Comment, à travers cette campagne, avez-vous réussi à réveiller la société civile ? Notre objectif était double : faire pression sur le législateur pour obtenir des réformes juridiques et créer un large réseau de femmes. Nous avons décidé d'impliquer l'avocate iranienne
Shirin Ebadi, prix Nobel de la paix en 2003, pour qu'elle rédige un livret pédagogique expliquant les inégalités qu’entraînent certaines lois entre les hommes et les femmes. Un livret que nous avons ensuite imprimé et distribué sous le manteau. Nos revendications étaient donc purement juridiques et non idéologiques. C'est comme cela que nous avons réussi à créer une large coalition rassemblant des militantes islamiques, des féministes athées, d'autres séculières... Nous avons aussi monté des ateliers pour sensibiliser les femmes aux questions juridiques et au féminisme.
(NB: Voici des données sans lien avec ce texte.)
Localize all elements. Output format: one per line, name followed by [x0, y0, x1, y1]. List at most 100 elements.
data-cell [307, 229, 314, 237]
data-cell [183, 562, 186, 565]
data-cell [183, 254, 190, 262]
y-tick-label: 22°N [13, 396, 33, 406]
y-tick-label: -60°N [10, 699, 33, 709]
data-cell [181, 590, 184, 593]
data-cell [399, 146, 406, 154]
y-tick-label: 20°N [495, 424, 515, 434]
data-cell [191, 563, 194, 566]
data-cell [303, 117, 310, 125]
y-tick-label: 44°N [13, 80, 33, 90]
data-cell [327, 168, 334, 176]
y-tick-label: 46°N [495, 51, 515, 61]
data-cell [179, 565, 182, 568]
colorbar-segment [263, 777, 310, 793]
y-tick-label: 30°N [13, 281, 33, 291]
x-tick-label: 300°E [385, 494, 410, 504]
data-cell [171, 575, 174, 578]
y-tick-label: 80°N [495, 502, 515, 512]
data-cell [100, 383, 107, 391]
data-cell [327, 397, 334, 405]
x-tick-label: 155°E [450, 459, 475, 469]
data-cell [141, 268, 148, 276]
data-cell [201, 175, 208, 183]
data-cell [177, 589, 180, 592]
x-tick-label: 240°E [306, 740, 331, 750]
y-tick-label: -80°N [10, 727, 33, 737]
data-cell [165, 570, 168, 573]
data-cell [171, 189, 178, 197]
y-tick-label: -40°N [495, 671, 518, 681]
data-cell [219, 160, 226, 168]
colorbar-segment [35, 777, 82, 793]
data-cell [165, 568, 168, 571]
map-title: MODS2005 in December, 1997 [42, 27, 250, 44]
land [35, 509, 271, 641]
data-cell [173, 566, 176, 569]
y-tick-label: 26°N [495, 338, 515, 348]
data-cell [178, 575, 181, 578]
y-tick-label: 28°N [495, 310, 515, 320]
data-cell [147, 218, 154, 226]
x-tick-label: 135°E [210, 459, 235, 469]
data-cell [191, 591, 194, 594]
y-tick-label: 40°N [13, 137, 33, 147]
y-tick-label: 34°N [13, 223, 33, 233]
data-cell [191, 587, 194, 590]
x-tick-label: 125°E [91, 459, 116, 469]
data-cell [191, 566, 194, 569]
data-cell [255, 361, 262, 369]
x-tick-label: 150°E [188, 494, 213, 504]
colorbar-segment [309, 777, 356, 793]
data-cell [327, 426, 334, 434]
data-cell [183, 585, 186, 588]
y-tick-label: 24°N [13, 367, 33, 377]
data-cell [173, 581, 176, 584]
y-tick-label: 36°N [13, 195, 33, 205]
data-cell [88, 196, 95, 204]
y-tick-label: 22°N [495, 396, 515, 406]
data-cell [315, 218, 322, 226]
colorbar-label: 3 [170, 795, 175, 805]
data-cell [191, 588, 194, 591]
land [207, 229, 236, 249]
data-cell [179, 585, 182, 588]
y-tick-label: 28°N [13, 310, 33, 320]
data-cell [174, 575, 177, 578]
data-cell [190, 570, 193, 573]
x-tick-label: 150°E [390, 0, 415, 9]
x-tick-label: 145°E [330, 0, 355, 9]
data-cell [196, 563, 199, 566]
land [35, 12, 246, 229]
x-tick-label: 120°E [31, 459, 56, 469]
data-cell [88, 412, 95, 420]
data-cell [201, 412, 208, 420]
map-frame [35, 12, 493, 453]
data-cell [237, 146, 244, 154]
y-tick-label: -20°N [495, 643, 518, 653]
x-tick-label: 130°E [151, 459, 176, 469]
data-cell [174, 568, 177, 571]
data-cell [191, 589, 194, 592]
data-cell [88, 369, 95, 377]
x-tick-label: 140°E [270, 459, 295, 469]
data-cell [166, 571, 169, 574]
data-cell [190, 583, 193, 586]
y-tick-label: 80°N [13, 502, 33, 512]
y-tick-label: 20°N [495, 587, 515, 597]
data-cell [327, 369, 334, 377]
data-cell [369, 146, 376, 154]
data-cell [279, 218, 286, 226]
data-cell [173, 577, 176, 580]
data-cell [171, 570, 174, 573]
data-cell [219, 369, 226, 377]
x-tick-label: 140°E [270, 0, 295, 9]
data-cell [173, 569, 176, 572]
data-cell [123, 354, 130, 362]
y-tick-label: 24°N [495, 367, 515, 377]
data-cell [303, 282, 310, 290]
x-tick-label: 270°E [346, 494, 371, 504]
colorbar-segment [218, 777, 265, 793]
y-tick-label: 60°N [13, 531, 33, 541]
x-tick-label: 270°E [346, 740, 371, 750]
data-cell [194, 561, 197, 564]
Tout se faisait de manière clandestine, chez les uns et les autres. Des hommes accompagnaient leurs épouses et leurs soeurs pour s'assurer qu'on ne les poussait pas à la débauche comme le faisait croire la propagande gouvernementale. On a touché plusieurs milliers d'Iraniennes à Téhéran et dans les zones rurales. Mais nos actions devenaient de plus en plus risquées. Une fois, les forces de l'ordre sont intervenues au cours d'un atelier que j'animais. Une vingtaine de personnes ont été arrêtées.
Quels changements ce mouvement de femmes a-t-il provoqué au sein de la société iranienne ? Sur le plan juridique, quelques changements ont été apportés. Le législateur n'a pas pu complètement faire la sourde oreille. Il a réaffirmé l'âge légale du mariage des filles à 13 ans car elles sont nombreuses à se marier beaucoup plus jeune. La garde des enfants pour les femmes divorcées a été aussi légèrement modifiée. Mais nous avons surtout réussi à faire évoluer les consciences. Le discours sur l'égalité hommes/femmes a définitivement fait son entrée dans la société civile et dans les organes du pouvoir. Pendant la campagne présidentielle de 2009, les femmes sont devenues force de revendication. Notre slogan, c'était : « Nous voterons pour les revendications des femmes ». Le pouvoir aussi a compris qu'il y avait un mouvement organisé de femmes susceptible de réagir et de se mobiliser.